Der Autor geht ein kleines Risiko ein mit diesem Anfang. Er hätte auch einen geschmeidigeren Anfang wählen können, um seine Geschichte aufzurollen. Aber er wählt Hector und gibt damit den Grundtenor seines Buch vor. Das Buch ist in 8 Kapitel unterteilt, jedes trägt den Namen der Person, aus dessen Sicht die Dinge geschildert werden.. In Hectors Kapitel begegnen wir einer großen Anzahl Personen. Das ist zuerst verwirrend, aber schon bald, in Kapitel 2 bei Anouk, bekommen alle schon mehr Format und man beginnt, die Bekannt- und Verwandtschaftsverhältnisse zu überblicken.

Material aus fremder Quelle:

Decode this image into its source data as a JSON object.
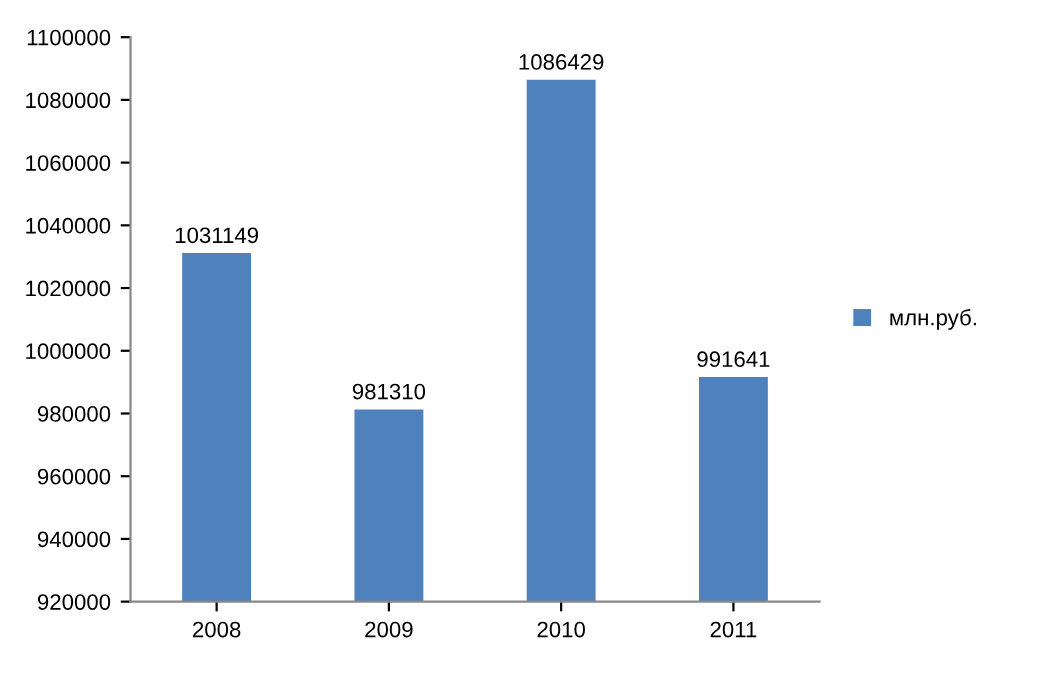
{
  "chart_data": {
    "type": "bar",
    "categories": [
      "2008",
      "2009",
      "2010",
      "2011"
    ],
    "series": [
      {
        "name": "млн.руб.",
        "color": "#4f81bd",
        "values": [
          1031149,
          981310,
          1086429,
          991641
        ]
      }
    ],
    "ylim": [
      920000,
      1100000
    ],
    "yticks": [
      920000,
      940000,
      960000,
      980000,
      1000000,
      1020000,
      1040000,
      1060000,
      1080000,
      1100000
    ],
    "data_labels": true,
    "legend": "right",
    "grid": false
  }
}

Das Buch spielt in einem kleinen Mikrokosmos. Hectors Familie, nach Australien ausgewanderte Griechen, sind in ihrer neuen Heimat schon reich verzweigt. Trotzdem haben sie ihre Wertvorstellungen aus Griechenland mitgebracht. Hectors Frau Aisha ist Inderin, ihre Familie sind eher ihre beiden Freundinnen aus der Schulzeit. Jede führt ihr Leben, hat Familie und Freunde. Zudem kommen Kollegen hinzu. Trotzdem behält man bald den Überblick.

Die Handlung entwickelt sich nicht stringent. Die Ohrfeige auf der Party ist der Auslöser für das Aufbrechen unterschwellig gärende Vorbehalte und unterdrückte Gefühle. Der Autor entwickelt dabei die Charaktere und Geschehnisse aus den dunklen ungefegten Ecken der Seele heraus. Sie definieren für ihn die Personen. Er läßt uns ihre Mißgunst spüren, die sie für andere heimlich hegen, ihren Neid, ihre unterdrücke Wut, sexuelle Begierde, Aggressionen, hämische Gedanken. Das mag jetzt sehr negativ klingen, aber es ist zutiefst Menschlich. Er seziert die Bindungen, die zwischen den Personen bestehen und legt ihre Persönlichkeiten frei. Und auch wenn Tsiolkas Sex, Drogen, Alkohol und Aggression thematisiert, so ist er doch nicht vulgär in meinen Augen. Ebenso kann er Zuneigung, Loyalität und Freundschaft beschreiben, aber er lotet bedächtig die dunklen Untiefen aus. Dabei ist seine Sprache durchaus ansprechend. Im Laufe des Buches findet er zu einer harmonischen Stimme, die man im ersten Kapitel noch nicht so erahnen konnte.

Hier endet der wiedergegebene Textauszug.